A: The modified code is as follows:
diff --git a/lfshttp/certs_darwin.go b/lfshttp/certs_darwin.go
index 232e9871..547ff4f1 100644
--- a/lfshttp/certs_darwin.go
+++ b/lfshttp/certs_darwin.go
@@ -1,7 +1,9 @@
package lfshttp
import (
+ "bytes"
"crypto/x509"
+ "encoding/pem"
"regexp"
"strings"
@@ -57,8 +59,8 @@ func appendRootCAsForHostFromPlatform(pool *x509.CertPool, host string) *x509.Ce
return pool
}
-func appendRootCAsFromKeychain(pool *x509.CertPool, name, keychain string) *x509.CertPool {
- cmd, err := subprocess.ExecCommand("/usr/bin/security", "find-certificate", "-a", "-p", "-c", name, keychain)
+func appendRootCAsFromKeychain(pool *x509.CertPool, hostname, keychain string) *x509.CertPool {
+ cmd, err := subprocess.ExecCommand("/usr/bin/security", "find-certificate", "-a", "-p", "-c", hostname, keychain)
if err != nil {
tracerx.Printf("Error getting command to read keychain %q: %v", keychain, err)
return pool
@@ -68,5 +70,39 @@ func appendRootCAsFromKeychain(pool *x509.CertPool, name, keychain string) *x509
tracerx.Printf("Error reading keychain %q: %v", keychain, err)
pool
}
- return appendCertsFromPEMData(pool, data)
+
+ // Parse PEM data into individual certificates
+ pemBlocks := []byte(data)
+ var validCerts [][]byte
+
+ for len(pemBlocks) > 0 {
+ var block *pem.Block
+ block, pemBlocks = pem.Decode(pemBlocks)
+ if block == nil {
+ break
+ }
+ if block.Type != "CERTIFICATE" {
+ continue
+ }
+
+ cert, err := x509.ParseCertificate(block.Bytes)
+ if err != nil {
+ continue
+ }
+
+ // Only include certificates with an exact CN match
+ if strings.ToLower(cert.Subject.CommonName) == strings.ToLower(hostname) {
+ validCerts = append(validCerts, pem.EncodeToMemory(block))
+ } else {
+ tracerx.Printf("Skipping certificate with non-exact CN match: %s", cert.Subject.CommonName)
+ }
+ }
+
+ // Add only the filtered certificates
+ if len(validCerts) > 0 {
+ allCerts := bytes.Join(validCerts, []byte{})

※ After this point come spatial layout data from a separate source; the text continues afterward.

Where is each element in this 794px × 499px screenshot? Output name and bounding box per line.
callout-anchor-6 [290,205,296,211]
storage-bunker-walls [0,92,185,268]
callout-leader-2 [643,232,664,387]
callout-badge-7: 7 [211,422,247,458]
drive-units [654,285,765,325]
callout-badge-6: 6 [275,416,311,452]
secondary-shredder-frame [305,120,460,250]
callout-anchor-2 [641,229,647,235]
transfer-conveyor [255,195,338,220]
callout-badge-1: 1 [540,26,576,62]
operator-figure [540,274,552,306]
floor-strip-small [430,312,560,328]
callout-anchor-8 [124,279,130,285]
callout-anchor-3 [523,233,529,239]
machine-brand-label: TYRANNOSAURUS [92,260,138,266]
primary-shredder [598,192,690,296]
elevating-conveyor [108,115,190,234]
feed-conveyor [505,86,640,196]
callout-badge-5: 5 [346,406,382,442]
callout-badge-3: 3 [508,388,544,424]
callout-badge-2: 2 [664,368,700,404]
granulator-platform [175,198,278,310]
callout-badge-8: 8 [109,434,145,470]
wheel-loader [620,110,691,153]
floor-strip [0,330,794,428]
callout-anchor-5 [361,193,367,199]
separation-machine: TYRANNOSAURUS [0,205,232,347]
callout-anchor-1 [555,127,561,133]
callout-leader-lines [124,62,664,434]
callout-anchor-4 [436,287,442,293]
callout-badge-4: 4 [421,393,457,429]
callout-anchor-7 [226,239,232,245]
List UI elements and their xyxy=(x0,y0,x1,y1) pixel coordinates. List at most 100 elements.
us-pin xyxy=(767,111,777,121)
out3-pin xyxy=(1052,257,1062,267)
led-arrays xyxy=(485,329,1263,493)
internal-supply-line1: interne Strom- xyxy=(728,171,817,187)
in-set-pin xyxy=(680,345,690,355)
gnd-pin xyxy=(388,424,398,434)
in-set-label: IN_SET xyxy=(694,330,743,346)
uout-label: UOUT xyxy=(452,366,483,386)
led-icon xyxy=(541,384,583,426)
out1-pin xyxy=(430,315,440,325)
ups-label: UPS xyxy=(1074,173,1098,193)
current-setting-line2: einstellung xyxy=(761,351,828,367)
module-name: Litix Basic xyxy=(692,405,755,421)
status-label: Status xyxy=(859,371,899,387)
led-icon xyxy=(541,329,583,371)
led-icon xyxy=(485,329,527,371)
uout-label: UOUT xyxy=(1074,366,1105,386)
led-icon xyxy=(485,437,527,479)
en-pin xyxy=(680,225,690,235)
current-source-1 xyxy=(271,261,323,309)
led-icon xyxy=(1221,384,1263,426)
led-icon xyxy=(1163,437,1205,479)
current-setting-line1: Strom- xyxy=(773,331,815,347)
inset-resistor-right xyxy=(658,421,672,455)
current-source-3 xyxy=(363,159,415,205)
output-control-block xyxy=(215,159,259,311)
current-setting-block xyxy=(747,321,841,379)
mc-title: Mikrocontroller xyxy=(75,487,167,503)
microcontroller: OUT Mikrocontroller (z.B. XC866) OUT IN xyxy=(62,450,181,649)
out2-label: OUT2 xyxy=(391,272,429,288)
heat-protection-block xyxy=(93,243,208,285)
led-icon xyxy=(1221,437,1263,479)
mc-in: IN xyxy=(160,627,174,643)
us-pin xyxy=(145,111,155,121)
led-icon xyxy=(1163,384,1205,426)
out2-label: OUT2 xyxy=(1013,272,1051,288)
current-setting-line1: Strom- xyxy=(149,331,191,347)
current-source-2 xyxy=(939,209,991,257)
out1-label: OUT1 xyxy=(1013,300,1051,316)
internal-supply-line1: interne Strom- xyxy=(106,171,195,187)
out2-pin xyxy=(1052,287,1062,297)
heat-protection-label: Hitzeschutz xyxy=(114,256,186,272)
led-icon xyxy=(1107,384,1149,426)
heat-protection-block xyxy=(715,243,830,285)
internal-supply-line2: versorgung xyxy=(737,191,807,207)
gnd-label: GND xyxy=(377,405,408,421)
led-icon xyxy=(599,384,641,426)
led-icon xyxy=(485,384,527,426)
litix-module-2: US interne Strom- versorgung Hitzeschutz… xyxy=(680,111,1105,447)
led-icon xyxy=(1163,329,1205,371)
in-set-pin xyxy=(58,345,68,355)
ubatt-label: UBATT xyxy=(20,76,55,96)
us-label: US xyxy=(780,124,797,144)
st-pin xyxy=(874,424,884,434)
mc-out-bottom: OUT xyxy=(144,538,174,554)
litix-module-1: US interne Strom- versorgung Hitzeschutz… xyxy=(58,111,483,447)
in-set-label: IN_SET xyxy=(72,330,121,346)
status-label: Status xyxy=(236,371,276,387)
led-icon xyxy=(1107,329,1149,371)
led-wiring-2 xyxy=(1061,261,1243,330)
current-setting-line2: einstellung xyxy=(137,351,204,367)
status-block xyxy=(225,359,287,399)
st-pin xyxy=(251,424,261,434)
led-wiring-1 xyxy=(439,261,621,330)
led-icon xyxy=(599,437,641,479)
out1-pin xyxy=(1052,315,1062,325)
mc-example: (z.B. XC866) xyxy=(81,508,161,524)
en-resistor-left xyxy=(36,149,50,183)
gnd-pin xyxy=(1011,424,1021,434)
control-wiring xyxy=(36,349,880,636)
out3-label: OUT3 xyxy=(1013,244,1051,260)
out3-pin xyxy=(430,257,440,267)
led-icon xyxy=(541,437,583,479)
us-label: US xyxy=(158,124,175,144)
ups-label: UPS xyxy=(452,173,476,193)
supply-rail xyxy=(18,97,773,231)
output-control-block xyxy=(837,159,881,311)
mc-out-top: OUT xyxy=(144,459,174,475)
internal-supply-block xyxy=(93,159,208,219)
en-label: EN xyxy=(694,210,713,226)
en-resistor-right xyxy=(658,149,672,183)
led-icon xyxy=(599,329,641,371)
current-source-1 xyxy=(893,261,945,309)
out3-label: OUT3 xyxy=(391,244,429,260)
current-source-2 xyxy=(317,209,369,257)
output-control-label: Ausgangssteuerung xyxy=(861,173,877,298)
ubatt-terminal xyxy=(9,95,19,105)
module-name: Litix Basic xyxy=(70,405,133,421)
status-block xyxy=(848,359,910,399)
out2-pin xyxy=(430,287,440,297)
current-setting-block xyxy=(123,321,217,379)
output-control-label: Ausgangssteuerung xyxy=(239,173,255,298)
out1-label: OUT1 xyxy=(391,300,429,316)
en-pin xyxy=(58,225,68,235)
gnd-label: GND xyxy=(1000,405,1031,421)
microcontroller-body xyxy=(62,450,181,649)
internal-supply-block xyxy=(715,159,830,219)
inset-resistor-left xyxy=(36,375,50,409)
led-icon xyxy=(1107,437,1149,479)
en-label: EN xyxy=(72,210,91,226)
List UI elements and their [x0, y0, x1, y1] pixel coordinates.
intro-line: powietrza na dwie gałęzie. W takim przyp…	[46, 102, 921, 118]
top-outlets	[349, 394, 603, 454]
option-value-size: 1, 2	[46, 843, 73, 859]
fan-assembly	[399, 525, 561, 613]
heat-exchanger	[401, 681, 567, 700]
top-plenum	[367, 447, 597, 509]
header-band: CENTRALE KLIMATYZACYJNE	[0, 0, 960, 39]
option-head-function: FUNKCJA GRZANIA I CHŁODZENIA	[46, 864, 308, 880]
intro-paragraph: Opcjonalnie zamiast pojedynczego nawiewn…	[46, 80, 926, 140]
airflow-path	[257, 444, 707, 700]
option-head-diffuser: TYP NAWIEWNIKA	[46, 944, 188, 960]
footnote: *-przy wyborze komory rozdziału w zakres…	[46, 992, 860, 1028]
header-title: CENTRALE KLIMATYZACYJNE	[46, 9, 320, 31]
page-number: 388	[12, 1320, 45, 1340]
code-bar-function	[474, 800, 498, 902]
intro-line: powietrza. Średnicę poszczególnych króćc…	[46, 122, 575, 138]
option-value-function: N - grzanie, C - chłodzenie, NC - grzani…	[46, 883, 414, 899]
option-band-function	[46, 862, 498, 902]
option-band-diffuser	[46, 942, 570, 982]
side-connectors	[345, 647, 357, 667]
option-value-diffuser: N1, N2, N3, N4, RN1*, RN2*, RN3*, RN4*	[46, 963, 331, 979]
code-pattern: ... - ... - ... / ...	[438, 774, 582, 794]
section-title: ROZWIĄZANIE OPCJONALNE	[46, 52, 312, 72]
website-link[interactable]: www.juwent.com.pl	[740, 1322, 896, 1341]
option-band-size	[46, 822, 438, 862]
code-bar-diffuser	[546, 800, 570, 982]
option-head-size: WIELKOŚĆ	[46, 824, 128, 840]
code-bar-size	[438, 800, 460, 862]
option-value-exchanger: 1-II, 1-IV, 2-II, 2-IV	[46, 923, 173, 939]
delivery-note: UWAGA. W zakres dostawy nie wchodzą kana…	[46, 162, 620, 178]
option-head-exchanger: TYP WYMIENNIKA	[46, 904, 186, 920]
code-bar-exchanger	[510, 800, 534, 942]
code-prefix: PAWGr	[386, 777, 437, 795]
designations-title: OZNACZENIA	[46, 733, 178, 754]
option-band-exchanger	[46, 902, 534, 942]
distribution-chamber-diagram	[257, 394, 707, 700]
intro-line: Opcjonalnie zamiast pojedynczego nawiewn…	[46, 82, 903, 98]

+ appendCertsFromPEMData(pool, allCerts)
+ }
+
+ return pool
}
Q: How can I resolve this issue?
A: To resolve this issue, you can modify the Git LFS code to filter certificates based on an exact CN match, as shown in the modified code above. Alternatively, you can remove the self-signed JAMF CA certificate from the trust store.